En octobre, le pétrole brut West Texas Intermediate (WTI) a progressé à plus de 80 dollars le baril - un niveau qui n'avait pas été vu depuis 2014 - reflétant le décalage entre une forte reprise de la demande mondiale d'énergie avec la réouverture des économies et le temps nécessaire à l'industrie pour augmenter la production à des niveaux pré-pandémiques. La flambée des prix du pétrole a alimenté un fort rebond des valeurs énergétiques et a contribué de manière significative aux pressions inflationnistes touchant à la fois les prix à la consommation et les coûts de production. Si le risque potentiel d'une nouvelle hausse des prix du pétrole au cours du prochain trimestre ou des deux suivants subsiste, nous sommes convaincus que le marché des matières premières restera à long terme baissier. 

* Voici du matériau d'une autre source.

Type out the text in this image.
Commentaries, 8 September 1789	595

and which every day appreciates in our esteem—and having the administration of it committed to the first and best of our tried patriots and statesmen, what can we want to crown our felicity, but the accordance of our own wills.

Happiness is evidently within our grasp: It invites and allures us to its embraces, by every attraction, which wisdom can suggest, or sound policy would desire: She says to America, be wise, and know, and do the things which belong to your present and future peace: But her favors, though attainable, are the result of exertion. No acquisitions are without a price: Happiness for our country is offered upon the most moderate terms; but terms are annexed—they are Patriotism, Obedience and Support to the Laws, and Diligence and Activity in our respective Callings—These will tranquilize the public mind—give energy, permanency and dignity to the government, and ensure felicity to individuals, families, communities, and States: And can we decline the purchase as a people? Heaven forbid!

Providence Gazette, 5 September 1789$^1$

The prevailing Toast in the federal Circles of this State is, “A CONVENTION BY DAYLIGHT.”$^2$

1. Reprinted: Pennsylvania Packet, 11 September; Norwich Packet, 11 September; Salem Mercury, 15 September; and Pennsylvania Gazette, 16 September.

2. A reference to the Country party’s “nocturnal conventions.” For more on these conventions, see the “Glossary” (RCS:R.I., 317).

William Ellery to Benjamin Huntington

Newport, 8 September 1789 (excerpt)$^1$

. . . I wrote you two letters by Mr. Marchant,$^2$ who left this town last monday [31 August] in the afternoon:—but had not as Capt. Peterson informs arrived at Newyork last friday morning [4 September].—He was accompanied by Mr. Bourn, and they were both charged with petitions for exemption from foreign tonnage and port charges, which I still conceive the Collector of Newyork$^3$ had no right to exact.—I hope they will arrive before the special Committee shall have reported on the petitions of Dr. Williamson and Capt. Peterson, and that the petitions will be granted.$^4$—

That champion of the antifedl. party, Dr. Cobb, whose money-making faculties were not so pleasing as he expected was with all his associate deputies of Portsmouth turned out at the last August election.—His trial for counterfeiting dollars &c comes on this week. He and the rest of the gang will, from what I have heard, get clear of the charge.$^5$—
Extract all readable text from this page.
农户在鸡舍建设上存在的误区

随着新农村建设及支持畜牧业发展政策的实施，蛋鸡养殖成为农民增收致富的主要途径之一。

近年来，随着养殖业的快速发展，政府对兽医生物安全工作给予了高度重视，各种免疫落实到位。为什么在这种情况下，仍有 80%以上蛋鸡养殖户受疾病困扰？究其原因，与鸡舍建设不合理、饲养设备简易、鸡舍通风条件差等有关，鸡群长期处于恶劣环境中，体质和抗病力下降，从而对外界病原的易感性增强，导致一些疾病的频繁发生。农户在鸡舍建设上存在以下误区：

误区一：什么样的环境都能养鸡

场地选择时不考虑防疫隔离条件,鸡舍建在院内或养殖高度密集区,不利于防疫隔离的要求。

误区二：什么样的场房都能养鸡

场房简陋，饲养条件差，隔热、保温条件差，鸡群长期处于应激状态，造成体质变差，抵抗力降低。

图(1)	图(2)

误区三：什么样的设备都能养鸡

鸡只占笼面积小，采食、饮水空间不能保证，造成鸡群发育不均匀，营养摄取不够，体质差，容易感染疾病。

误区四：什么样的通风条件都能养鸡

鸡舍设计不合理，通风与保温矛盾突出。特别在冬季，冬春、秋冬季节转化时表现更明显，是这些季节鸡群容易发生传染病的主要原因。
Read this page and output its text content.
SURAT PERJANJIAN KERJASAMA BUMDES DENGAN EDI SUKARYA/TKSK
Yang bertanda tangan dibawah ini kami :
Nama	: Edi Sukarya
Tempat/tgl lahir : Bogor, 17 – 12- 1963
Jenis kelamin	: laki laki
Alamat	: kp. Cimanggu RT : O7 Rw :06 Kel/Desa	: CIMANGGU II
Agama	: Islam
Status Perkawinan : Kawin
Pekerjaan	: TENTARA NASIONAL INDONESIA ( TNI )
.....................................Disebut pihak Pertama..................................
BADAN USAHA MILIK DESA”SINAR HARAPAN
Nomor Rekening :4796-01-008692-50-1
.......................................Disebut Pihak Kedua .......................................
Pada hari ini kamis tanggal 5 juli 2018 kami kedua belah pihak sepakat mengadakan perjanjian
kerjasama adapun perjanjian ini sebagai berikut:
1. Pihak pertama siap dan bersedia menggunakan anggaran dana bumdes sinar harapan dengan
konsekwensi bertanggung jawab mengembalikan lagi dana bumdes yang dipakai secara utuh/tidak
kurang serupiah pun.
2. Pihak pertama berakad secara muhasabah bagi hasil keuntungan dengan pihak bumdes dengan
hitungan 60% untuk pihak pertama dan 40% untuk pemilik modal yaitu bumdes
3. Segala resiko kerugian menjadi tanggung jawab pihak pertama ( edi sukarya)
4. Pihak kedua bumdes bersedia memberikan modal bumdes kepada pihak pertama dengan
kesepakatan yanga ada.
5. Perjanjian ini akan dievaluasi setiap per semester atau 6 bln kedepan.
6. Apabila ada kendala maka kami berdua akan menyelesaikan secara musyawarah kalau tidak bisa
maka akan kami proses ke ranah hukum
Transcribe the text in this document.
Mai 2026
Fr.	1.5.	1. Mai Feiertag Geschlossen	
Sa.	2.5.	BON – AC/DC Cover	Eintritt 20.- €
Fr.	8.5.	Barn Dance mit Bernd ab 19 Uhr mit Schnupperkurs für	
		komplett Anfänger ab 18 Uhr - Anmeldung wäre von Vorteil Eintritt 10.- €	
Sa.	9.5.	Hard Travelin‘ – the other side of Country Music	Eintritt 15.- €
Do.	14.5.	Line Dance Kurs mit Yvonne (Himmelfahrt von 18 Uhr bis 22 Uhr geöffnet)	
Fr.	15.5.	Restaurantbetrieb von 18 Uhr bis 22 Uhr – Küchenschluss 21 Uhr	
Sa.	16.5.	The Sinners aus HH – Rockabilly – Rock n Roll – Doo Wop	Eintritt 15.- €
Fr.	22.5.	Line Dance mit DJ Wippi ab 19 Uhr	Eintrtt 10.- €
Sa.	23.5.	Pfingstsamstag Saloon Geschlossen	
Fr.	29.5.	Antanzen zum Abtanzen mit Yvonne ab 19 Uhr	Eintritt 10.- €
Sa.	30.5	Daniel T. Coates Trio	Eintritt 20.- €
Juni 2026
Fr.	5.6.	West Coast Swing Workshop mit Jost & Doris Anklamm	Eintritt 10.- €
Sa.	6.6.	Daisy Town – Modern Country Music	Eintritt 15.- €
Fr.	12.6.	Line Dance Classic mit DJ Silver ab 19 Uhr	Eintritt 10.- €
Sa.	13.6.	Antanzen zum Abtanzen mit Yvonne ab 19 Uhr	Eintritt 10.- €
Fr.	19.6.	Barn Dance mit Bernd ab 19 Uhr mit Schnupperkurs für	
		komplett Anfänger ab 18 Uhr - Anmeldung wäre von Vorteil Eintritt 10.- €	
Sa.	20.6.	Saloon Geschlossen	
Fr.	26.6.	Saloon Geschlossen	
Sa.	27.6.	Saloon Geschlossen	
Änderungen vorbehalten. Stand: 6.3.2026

Compte tenu des valorisations élevées des actions et des prix des matières premières, nous restons vigilants dans notre exposition aux producteurs de pétrole et gaz ainsi qu’aux sociétés minières. En revanche, des opportunités intéressantes se trouvent dans les produits chimiques spécialisés et les emballages papier.

Nouvelle hausse des prix du pétrole à court terme?

Les fondamentaux ne devraient pas soutenir un marché haussier du pétrole sur le long terme, mais nous voyons la possibilité que les prix du brut restent élevés à court terme.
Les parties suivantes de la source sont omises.